The streets are quiet today, near the place where the towers stood. That's how it always is on Sunday when the stock market is closed and the shops are shuttered. It's even quieter now, since some who once lived here have moved away. I don't know if the workers will get this Sunday off, if the cranes and the backhoes will stand in silence. But early on, in the first week of careful digging, the workers found something that they took as a sign. A piece of the towers had broken off and had fallen to the ground, a perfect cross-one long I-beam crossed by a shorter piece two-thirds of the way up, with outstretched arms of equal size., riveted together, charred and broken, yet somehow whole. No one knows exactly who organized it, but crane operators lifted the cross and set it upright in the rubble. Some saw it as a sign of God's blessing. For others, it may have been born of superstition more than faith, an omen not to be tossed aside. Perhaps for all of them-Christian or not-it was some kind of assurance that this was holy ground.

It is the sign we need in this broken place and in our broken lives. Only a suffering God can help. Jesus came riding into the heart of suffering and was crucified on a garbage heap outside Jerusalem. In more recent days, his cross has found a place in the ruins of New York City. The God we meet in Jesus is never a spectator standing at a distance. I guess we should have remembered this from the beginning of Matthew's Gospel. Even before Jesus was born, the angel whispered to Joseph in a dream, "You shall call his name Immanuel, which means God with us."
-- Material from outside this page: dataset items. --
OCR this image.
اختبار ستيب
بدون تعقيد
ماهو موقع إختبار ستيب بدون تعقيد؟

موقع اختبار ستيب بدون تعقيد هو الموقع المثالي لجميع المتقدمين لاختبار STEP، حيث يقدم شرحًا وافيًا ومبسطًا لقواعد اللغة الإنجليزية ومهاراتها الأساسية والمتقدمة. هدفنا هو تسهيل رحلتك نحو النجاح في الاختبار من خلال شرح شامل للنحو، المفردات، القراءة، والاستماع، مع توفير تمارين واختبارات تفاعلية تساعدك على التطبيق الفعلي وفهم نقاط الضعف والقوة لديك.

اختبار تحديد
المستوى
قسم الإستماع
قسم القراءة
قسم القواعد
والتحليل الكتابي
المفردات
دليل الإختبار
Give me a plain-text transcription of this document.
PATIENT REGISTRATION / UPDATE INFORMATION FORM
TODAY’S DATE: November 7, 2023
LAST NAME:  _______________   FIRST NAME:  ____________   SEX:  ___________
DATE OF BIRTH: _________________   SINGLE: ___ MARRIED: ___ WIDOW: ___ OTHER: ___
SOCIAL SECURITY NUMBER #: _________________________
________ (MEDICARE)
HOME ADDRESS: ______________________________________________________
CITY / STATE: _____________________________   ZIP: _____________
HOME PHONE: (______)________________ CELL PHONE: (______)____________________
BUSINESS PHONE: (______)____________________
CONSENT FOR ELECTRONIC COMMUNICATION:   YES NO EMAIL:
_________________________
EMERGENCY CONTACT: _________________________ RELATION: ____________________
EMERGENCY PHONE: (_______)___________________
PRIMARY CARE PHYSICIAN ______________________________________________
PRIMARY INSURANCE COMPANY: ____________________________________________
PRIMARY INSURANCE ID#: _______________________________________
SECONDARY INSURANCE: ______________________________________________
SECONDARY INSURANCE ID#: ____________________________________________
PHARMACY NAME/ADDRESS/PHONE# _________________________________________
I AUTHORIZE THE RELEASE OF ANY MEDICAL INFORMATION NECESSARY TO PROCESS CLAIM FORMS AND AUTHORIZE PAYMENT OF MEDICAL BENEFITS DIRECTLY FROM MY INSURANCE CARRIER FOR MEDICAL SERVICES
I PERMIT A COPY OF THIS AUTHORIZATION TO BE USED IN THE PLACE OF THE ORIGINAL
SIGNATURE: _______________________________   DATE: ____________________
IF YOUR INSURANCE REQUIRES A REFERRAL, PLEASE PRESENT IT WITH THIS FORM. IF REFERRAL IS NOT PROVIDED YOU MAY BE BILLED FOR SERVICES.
Who is this? This is Immanuel, God with us. God with us in the broken places. God with us in the spaces filled with fear. God with us in the very heart of suffering. This promise remains at the very end of Matthew's Gospel. There, on another hillside, Jesus, Immanuel, turns to his disciples and to us wherever we are today:

"Remember," Jesus says, "I am with you always, even to the end of the age." Even now.

Let us pray.

Blessed Jesus, ride into our city today, into the ruined places, into hearts broken and afraid, come into the midst of all that has changed, assure us that you will be with us, even to the end of the age. Amen.